Last year, Carey Price had 1828 shots against with a 0.927 SV PCT., so he let in approx 133 goals.
Budaj had a 0.908 sv PCT. on 615 shots in sheltered minutes.
If he played as many minutes and had as many shots against, with the same Sv Pct. he would have let in 166 goals.
That's an increase of 25%, even worse than the inverse!
And it's very likely his sv PCT would drop as he played more games and the other teams keyed in on him.
Your point about his SV% dropping with more GP and teams keying on him is conveniently ignored by these guys.
Goalie A playing 62 games and almost every important match up.
Goalie B playing 20 games with some easier matchups.
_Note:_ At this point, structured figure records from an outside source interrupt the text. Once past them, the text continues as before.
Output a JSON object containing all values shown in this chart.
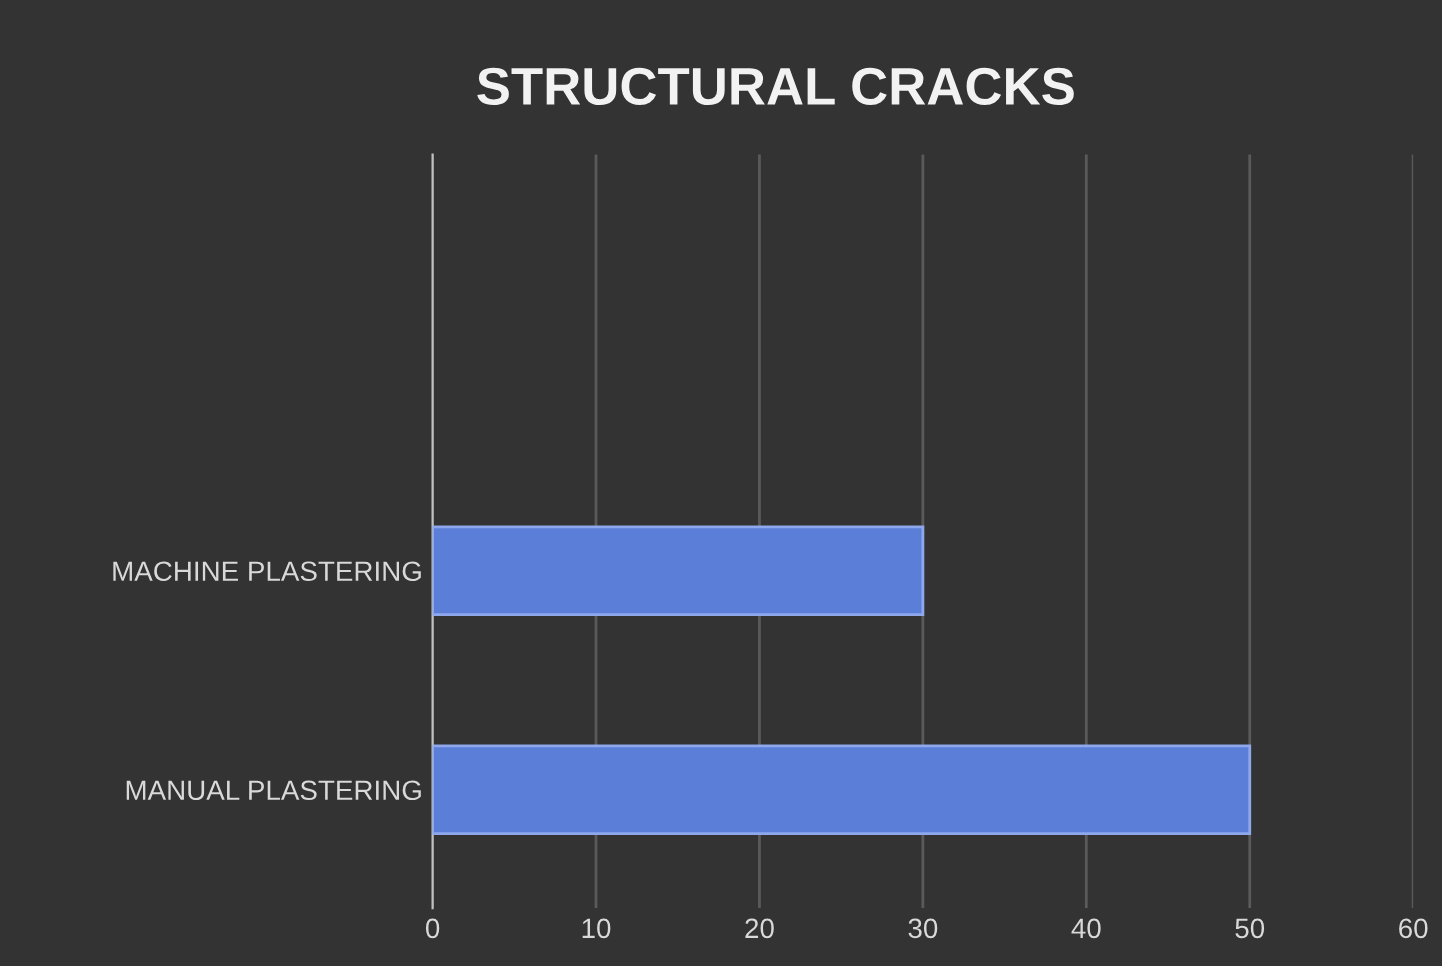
{
  "chart_data": {
    "type": "bar",
    "orientation": "horizontal",
    "title": "STRUCTURAL CRACKS",
    "categories": [
      "MACHINE PLASTERING",
      "MANUAL PLASTERING"
    ],
    "values": [
      30,
      50
    ],
    "color": "#5b7fd9",
    "xlim": [
      0,
      60
    ],
    "xticks": [
      0,
      10,
      20,
      30,
      40,
      50,
      60
    ],
    "grid": "x"
  }
}
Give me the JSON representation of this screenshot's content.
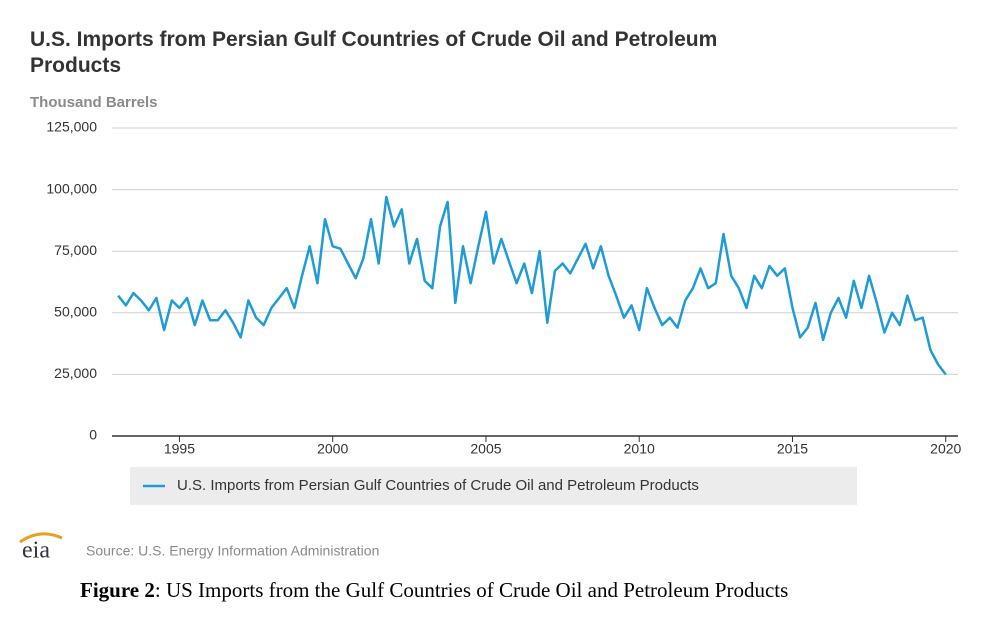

Their stats are not directly comparable simply due to the nature of being a backup compared to being a starter and having teams study you and you shouldering the bulk of the workload. Not to mention things that are specifically identifiable like the team playing better in front of the back up when he's in net or the back up playing easier teams.
Even if the stats favor the backup, you can't compare them directly to the starter. It's a flawed comparison. You can't extrapolate those stats and assume they'd remain constant. Playing once every 2 weeks is alot different than playing 6-9 times in that span, all season.
Not to mention the real world example we're seeing unfold in front of our eyes with Talbot. It's noticeable statistically and through the eye test, yet people sit here and want to make baseless arguments and flawed comparisons. It makes no sense.